The TensorFlow-tailored TPU, which has been running inside the firm’s data centers for more than a year now, delivered “an order of magnitude better-optimized performance per watt for machine learning”.
If that doesn’t sound impressive, to put that in perspective Google said that the improvement is roughly equivalent to a technology fast-forwarding an approximate seven years into the future, or three generations of Moore’s Law.
Ultimately, it all comes down to crazy optimization. With fewer transistors per operation required, more operations can be squeezed into the silicon, making all machine learning-based operations markedly faster.
The board itself also manages to be compact and functional, so that a TPU-equipped one fits easily into a hard disk drive slots in their data center racks.

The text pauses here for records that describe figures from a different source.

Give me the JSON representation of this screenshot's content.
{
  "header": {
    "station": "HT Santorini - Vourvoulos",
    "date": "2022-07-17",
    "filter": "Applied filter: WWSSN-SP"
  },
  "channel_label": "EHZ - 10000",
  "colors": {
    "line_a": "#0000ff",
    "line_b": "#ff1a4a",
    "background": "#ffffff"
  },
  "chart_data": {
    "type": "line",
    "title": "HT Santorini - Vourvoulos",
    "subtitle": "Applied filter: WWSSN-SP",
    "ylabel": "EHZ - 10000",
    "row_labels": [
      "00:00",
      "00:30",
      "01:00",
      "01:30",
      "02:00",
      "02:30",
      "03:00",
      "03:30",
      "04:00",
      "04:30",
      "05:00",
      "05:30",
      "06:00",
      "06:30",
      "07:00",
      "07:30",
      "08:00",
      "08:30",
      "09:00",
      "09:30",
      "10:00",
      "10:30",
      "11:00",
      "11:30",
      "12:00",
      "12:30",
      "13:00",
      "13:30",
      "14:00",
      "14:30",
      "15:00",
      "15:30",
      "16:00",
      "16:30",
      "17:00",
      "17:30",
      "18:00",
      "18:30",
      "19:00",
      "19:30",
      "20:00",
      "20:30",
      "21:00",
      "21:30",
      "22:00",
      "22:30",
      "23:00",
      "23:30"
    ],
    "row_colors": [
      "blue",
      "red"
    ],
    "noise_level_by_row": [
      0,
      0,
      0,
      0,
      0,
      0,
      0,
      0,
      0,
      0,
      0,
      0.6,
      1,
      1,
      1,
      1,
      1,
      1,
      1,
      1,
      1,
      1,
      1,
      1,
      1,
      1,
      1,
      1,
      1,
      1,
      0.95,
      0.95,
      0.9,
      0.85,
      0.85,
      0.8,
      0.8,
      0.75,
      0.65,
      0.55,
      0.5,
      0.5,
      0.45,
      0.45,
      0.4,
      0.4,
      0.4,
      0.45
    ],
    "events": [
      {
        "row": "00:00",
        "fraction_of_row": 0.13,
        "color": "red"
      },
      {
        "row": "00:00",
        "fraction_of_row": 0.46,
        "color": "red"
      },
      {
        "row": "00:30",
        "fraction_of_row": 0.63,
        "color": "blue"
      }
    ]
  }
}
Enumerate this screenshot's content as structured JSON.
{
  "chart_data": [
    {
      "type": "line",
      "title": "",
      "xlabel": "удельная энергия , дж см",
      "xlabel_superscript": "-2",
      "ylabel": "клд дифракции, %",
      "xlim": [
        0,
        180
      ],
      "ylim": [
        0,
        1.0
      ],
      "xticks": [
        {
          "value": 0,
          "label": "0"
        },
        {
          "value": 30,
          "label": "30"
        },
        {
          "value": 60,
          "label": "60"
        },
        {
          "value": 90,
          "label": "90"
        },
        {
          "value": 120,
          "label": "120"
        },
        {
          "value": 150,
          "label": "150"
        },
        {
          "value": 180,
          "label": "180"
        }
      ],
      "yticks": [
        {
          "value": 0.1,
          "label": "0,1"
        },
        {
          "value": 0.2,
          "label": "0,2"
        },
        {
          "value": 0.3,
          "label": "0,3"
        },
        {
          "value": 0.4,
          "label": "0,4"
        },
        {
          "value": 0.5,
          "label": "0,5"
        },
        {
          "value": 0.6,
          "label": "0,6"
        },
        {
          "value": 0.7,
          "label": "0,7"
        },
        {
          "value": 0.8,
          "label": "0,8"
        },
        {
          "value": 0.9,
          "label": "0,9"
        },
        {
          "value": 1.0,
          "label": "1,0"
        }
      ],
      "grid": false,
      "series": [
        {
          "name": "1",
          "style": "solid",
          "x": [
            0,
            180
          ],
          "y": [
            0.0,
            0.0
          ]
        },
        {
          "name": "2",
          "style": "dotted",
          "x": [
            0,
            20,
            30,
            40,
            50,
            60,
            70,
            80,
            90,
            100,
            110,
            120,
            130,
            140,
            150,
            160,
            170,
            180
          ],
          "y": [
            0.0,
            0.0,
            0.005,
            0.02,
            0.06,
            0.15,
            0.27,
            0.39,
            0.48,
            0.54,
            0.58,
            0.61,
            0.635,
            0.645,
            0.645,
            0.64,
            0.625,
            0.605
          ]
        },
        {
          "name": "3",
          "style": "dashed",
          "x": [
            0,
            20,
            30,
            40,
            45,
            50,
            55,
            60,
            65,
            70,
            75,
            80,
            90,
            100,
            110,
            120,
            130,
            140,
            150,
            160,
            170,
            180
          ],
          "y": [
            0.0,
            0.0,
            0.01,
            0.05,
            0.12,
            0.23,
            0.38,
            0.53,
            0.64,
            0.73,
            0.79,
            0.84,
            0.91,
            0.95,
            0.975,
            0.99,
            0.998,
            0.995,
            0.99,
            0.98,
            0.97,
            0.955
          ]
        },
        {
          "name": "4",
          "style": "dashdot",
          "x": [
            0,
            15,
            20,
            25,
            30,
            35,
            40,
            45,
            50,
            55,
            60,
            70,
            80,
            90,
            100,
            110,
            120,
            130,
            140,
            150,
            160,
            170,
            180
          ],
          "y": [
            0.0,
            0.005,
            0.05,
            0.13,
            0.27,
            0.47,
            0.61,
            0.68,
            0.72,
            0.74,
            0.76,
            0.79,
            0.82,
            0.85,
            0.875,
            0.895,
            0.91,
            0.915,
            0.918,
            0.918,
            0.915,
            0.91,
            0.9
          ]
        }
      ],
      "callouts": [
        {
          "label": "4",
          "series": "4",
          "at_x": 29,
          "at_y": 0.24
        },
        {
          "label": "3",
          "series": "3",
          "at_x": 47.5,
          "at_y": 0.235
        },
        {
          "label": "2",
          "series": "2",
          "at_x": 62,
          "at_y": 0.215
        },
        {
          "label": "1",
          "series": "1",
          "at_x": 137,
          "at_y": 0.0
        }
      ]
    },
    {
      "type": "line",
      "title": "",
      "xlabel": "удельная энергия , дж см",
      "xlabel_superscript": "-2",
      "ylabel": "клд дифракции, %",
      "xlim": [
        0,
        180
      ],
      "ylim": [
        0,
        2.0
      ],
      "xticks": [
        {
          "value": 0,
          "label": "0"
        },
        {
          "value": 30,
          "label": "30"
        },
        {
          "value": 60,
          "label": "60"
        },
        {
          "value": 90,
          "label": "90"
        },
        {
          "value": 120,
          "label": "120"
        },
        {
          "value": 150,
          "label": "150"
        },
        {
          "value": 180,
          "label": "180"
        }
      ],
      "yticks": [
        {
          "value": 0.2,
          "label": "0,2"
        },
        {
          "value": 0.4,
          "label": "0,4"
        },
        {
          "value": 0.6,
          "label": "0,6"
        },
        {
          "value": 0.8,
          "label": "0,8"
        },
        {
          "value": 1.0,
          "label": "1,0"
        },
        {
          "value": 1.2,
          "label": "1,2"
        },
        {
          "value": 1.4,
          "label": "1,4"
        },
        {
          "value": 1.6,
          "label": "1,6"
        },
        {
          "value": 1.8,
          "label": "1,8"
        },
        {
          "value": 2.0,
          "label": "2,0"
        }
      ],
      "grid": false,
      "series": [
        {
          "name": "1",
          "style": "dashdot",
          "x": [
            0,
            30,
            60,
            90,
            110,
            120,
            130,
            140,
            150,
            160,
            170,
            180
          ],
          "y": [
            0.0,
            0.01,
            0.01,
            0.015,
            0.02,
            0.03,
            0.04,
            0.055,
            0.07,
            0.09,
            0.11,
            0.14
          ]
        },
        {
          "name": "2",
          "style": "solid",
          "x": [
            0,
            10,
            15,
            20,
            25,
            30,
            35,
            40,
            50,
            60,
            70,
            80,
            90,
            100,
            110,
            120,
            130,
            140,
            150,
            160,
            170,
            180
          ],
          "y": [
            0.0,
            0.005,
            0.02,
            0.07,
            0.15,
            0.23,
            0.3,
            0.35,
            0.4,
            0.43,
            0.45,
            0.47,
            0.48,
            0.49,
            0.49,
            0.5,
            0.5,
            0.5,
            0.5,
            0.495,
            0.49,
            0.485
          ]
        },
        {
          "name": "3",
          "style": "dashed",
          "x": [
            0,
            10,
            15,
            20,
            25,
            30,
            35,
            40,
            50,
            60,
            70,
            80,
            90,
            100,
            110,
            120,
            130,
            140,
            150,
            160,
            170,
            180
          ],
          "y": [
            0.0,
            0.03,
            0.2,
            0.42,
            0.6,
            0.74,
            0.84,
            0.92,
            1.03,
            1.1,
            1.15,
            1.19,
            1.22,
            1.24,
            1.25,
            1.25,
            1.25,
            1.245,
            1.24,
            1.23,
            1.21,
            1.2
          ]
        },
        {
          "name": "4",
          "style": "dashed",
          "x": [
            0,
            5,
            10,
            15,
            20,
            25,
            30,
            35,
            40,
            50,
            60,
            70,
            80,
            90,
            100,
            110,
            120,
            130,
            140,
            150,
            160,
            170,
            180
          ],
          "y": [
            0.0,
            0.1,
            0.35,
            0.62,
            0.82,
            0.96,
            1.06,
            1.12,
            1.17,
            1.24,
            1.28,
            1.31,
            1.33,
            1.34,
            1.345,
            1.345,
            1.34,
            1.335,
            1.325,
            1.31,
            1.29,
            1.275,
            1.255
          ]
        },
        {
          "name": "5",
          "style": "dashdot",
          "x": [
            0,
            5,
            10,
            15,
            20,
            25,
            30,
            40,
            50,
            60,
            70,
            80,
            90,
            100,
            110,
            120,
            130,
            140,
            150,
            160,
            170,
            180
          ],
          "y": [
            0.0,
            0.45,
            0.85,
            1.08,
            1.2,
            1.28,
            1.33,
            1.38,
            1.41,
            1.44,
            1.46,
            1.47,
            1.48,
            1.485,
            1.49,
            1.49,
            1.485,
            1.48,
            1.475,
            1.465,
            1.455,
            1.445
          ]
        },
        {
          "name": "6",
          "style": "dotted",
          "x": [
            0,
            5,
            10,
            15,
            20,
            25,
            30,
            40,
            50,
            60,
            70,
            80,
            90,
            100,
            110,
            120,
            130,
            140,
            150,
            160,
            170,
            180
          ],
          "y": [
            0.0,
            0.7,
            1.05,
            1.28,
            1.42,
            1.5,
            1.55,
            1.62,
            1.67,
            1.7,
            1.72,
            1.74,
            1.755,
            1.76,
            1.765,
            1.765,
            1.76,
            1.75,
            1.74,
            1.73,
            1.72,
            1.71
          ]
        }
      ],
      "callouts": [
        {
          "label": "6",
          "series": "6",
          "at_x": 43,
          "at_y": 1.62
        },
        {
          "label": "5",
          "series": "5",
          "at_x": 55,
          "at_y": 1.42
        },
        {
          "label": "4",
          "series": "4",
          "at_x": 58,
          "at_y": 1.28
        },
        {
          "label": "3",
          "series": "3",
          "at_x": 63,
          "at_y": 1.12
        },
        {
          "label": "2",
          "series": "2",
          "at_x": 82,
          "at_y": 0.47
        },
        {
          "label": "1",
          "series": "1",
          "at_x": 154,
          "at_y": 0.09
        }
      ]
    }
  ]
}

The team is also proud of how quickly it managed to turn this idea into reality; it took them no more than 22 days to have a functional unit up and running in the center, which is indeed impressive.
Of course, Google’s ultimate goal is to be the industry leading machine learning company, which also means making its products available to developers and then customers.
“Building TPUs into our infrastructure stack will allow us to bring the power of Google to developers across software like TensorFlow and Cloud Machine Learning with advanced acceleration capabilities,” the company said.
“Machine Learning is transforming how developers build intelligent applications that benefit customers and consumers, and we’re excited to see the possibilities come to life.”